I was born and brought up on Blackburn Rd. in West End. When I was young there was a huge oak mantle in the living room, one of those that went from the floor to the picture rail with a big round mirror set in it. In the sitting room was a very large, ornate, black cast-iron fire surround with inlaid blue and white picture tiles. Each bedroom had a small cast-iron fire place and so did the kitchen.

In the 1950s my dad decided to "modernise" the house and he ripped them all out, replacing the living and sitting room ones with hideous "contemporary" tiled things - which we thought at the time were so smart. In today's values those despised fireplaces, which were all Victorian and are now very desirable, would be worth £thousands.

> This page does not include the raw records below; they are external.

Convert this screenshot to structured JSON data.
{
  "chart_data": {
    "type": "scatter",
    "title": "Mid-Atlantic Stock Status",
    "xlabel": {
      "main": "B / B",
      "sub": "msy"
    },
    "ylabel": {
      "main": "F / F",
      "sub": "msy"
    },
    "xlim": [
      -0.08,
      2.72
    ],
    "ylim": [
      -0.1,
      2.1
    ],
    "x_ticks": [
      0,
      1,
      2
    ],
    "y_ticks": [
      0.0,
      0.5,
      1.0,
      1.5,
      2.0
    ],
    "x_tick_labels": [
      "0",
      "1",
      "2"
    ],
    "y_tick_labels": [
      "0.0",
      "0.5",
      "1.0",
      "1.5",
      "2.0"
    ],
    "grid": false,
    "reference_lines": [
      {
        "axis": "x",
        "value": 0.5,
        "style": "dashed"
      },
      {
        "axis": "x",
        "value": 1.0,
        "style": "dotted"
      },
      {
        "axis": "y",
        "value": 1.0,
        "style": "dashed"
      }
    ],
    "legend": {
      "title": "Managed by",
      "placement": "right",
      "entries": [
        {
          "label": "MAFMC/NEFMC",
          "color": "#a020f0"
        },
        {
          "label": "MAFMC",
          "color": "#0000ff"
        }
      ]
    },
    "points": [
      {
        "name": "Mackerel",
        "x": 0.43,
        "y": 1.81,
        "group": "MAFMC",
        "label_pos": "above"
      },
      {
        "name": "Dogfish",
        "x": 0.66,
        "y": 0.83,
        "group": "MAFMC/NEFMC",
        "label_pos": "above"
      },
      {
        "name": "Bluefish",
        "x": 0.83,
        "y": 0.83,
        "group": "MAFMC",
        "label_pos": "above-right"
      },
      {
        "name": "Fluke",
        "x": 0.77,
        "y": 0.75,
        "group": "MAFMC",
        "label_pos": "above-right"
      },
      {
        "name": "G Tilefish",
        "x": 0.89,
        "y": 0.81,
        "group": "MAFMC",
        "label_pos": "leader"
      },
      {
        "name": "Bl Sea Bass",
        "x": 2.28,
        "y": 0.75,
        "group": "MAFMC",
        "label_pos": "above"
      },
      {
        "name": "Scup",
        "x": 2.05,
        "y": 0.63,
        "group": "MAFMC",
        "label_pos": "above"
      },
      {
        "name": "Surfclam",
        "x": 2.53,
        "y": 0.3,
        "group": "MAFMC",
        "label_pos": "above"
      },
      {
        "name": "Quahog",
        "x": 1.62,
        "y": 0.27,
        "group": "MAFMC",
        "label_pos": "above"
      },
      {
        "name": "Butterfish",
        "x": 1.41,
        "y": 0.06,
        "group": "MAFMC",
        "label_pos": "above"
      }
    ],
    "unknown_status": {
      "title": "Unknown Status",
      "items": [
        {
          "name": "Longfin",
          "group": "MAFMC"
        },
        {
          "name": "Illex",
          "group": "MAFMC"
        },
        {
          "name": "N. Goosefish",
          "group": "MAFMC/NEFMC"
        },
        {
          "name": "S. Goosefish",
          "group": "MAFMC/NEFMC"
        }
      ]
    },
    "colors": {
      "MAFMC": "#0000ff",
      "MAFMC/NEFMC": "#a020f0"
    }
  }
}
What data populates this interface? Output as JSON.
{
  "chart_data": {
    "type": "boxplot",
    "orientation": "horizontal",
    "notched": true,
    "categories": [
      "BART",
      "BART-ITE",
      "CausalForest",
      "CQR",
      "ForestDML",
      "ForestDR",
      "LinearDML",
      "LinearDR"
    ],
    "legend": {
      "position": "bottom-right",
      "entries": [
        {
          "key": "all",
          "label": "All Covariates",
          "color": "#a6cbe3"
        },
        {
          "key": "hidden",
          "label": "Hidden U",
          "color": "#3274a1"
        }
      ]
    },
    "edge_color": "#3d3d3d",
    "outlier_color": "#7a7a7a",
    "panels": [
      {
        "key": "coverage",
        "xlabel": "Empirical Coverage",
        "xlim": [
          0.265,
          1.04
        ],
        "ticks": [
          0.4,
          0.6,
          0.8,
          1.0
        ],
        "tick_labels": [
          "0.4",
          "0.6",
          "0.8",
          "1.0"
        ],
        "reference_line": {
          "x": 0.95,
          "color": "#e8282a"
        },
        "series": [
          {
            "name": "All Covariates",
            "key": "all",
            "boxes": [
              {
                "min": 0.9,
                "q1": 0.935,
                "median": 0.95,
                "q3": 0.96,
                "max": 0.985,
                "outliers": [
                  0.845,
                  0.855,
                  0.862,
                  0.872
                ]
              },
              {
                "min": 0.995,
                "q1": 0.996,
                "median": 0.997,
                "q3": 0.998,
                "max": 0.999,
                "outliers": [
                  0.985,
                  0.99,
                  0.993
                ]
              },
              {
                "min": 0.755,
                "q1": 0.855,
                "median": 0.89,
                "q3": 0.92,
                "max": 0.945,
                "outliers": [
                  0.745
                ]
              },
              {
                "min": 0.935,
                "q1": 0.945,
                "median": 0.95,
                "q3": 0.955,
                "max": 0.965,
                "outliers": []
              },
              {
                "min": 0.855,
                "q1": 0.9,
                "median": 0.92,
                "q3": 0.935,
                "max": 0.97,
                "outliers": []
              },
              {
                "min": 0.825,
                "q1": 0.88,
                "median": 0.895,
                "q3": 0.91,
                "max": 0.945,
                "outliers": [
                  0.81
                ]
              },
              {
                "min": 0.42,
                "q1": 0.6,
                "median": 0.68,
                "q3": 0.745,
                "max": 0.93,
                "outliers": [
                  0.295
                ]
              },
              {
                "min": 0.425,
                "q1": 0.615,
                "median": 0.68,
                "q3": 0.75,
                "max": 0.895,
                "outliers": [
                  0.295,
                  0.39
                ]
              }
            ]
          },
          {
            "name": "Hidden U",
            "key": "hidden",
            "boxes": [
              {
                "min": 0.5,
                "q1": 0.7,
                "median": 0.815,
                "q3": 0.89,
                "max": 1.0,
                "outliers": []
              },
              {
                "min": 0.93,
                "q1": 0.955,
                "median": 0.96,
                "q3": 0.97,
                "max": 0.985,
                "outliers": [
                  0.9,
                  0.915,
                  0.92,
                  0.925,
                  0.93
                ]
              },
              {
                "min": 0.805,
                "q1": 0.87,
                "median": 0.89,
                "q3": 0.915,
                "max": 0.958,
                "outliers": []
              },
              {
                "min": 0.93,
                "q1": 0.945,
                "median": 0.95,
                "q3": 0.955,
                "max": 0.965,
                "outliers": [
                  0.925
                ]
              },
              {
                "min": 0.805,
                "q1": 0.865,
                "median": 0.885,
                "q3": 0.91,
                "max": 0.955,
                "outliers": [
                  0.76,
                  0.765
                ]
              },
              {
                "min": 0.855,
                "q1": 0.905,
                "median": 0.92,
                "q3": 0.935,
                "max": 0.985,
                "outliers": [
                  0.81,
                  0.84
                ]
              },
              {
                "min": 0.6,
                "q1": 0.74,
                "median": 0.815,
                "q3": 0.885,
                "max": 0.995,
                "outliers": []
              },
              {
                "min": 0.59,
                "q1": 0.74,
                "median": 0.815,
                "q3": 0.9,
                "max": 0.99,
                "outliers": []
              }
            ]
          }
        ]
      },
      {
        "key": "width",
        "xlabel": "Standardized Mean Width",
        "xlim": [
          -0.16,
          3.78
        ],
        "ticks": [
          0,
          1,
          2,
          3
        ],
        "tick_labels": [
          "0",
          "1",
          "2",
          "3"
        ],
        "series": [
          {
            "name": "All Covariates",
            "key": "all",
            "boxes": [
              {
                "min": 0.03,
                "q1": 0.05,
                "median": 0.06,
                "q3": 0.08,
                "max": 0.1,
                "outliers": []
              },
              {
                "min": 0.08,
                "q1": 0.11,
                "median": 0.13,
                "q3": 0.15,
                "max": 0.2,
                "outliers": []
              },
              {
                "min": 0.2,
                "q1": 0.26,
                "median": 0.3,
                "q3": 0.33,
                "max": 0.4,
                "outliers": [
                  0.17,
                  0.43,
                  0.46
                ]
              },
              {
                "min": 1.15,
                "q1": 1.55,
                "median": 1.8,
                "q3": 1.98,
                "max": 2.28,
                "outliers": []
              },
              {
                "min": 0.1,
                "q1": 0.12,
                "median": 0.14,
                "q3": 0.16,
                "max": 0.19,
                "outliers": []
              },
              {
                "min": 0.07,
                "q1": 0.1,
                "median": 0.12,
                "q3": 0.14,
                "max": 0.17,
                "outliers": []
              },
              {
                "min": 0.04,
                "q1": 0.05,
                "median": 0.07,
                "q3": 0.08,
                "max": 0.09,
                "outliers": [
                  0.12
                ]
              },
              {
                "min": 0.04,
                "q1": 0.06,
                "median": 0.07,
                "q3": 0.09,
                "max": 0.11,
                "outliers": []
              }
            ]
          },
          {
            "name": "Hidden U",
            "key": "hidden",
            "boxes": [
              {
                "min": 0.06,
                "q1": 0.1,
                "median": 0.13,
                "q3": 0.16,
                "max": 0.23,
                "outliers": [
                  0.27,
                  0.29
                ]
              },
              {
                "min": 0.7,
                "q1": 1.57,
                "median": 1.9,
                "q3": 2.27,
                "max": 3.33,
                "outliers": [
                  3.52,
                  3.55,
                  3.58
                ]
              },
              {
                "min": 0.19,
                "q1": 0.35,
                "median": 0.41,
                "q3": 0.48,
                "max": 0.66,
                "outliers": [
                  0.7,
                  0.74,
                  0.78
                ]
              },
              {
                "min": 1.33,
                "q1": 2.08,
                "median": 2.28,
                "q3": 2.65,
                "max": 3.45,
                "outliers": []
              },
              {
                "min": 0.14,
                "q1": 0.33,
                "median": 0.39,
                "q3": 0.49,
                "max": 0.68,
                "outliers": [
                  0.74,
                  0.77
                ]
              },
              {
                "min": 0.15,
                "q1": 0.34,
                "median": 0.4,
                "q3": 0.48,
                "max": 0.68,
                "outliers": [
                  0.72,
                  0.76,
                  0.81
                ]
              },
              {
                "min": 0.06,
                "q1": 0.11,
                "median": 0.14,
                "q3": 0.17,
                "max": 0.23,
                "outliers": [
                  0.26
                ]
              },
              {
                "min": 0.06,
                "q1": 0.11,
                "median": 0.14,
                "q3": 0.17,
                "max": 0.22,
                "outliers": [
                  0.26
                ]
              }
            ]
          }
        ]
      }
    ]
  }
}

There was still a rack in the kitchen up to the time my parents moved to Blackburn in 1966 but the Belfast sink, again worth a mint today, was long gone and had been replaced with a modern, much smaller thing.

We never had the tin bath but our bath was one of those big iron ones on legs - again, that went, too old fashioned!

I have vague memories of gas brackets (unconnected) on the wall next to the stairs when I was very small. I can remember my dad taking them out and replacing them with electric wall-lights that were just like today's uplighters. There was also a gas tap next to both the 2 main fires downstairs and we used to connect a gas poker, with a rubber hose, to them to help light the fires. It's a wonder we weren't blown to smithereens - or gassed.

My mum had a mangle, when I was little, and a copper boiler - lit by gas. She also had a "washing machine" that was a metal box on wooden legs. When filled with hot water, detergent and the laundry, the wooden lid was closed and you turned a large handle on the top which moved a paddle on the other side of the lid. Half an hour of elbow grease agitated the washing enough to get it clean - after collars and cuffs had been scrubbed with Fairy soap. Doing the washing took half a day, nearly always Mondays, and the house was full of condensation until the next morning.

Cleaning materials were Brasso (I still use that), black lead and steel wool, large scrubbing brushes and soda crystals, beeswax polish and a Hoover vacuum cleaner that looked like a petrol pump and sounded like Concorde.